The idiocy of two arguments
So here I am reading an article on the Foreign Affairs web site, and this guy is attacking a statement President Bush made during his 2006 State of the Union address (yeah, its an old article...I was bored):
"Dictatorships shelter terrorists, and feed resentment and radicalism, and seek weapons of mass destruction. Democracies replace resentment with hope, respect the rights of their citizens and their neighbors, and join the fight against terror. Every step toward freedom in the world makes our country safer--so we will act boldly in freedom's cause."This guy in the article (F. Gregory Gause III, an Associate Professor of Political Science at the University of Vermont and Director of its Middle East Studies Program), "Beware What You Wish For", writes that Bush's logic is flawed:
"There is no evidence that states ruled by dictators produce more terrorists or more terrorism than democracies. Moreover, al Qaeda and its affiliates and imitators see democracy as a Western innovation leading Muslims away from government based on Islamic law. They would certainly not give up their jihad even if all Muslim countries became democratic, particularly if the democracies proved to be the kind that the United States would like to see: tolerant, pluralist, pro-American, and at peace with Israel."The man makes a few good points, but fails to see the forest through the trees. This is so because later on he states, "Washington should also recognize that non-democratic institutions that are generally supportive of U.S. policy goals (such as the military in Turkey and the monarchies in Morocco, Jordan, and the Arabian Peninsula) can serve as very useful breaks on the power of elected parliaments, and can even moderate Islamist political groups over time."

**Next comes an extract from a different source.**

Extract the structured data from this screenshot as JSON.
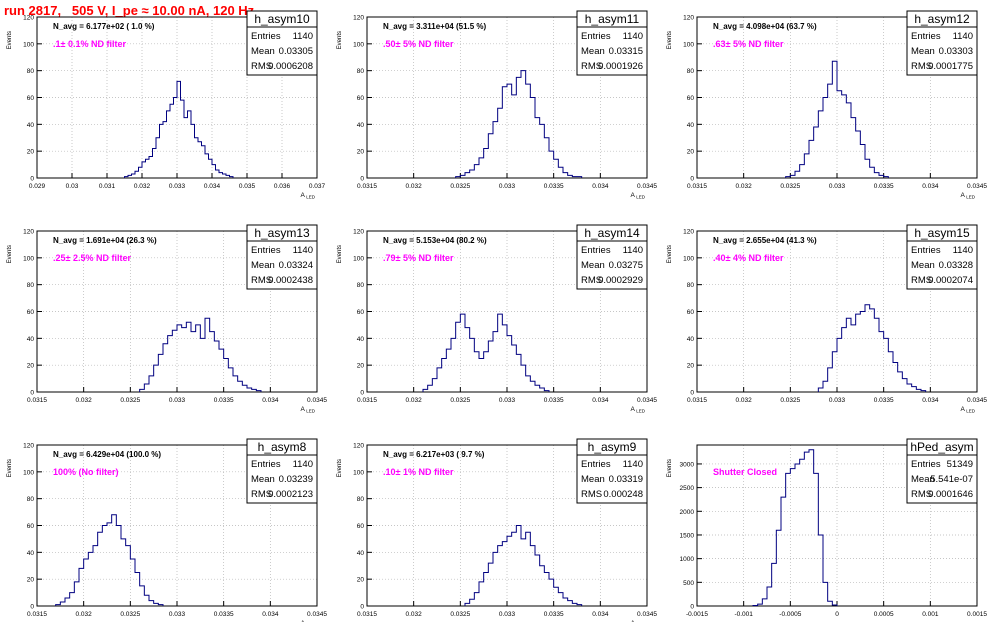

First off, many of these Al-Qaeda terrorists (including those on the flights on 9/11) were from the Arabian Peninsula...Saudi Arabia to be precise. A country run by a large royal family that reaps the rewards of its oil fields but does little to share the wealth. Watch a little bit of the movie The Kingdom, and you will get an idea. These royal families in the Mideast horde the wealth and do little for their people. THAT is what creates terrorists. These countries that in a sense are dictatorships which keep the wealth of the land among themselves.
While I don't agree with the war in Iraq, democratic governments would be a good thing in the Mideast. But here is the rub: it is their democracy, not ours. We shouldn't go invading and pushing democracy on countries. But if a country wants democracy, ACCEPT their choices. Otherwise it isn't much of a democracy. If the country wants to follow Islamic law, so be it. It is not the choice of the United States or anyone else. So to say a democracy would pull the muslim people away from Islam is a shocking statement to make. If the people want that result, it is the people who will decide. Not the institution itself that pulls them away.
What the US must understand is that we lead by example and perhaps the carrot, but not by the switch and the gun. We can advocate democracies and help those countries form one if they decide they want it, but that is where it ends. We can not force our morals, our values, and our way of life upon these people. It wasn't forced upon us in 1776, and it shouldn't be forced upon them now. But to support the current military and monarchical governments of these countries is akin to supporting the juntas and military dictatorships in Latin America in the '70s and '80s. Something that didn't work out quite well and we are now dealing with the mess and the hatred.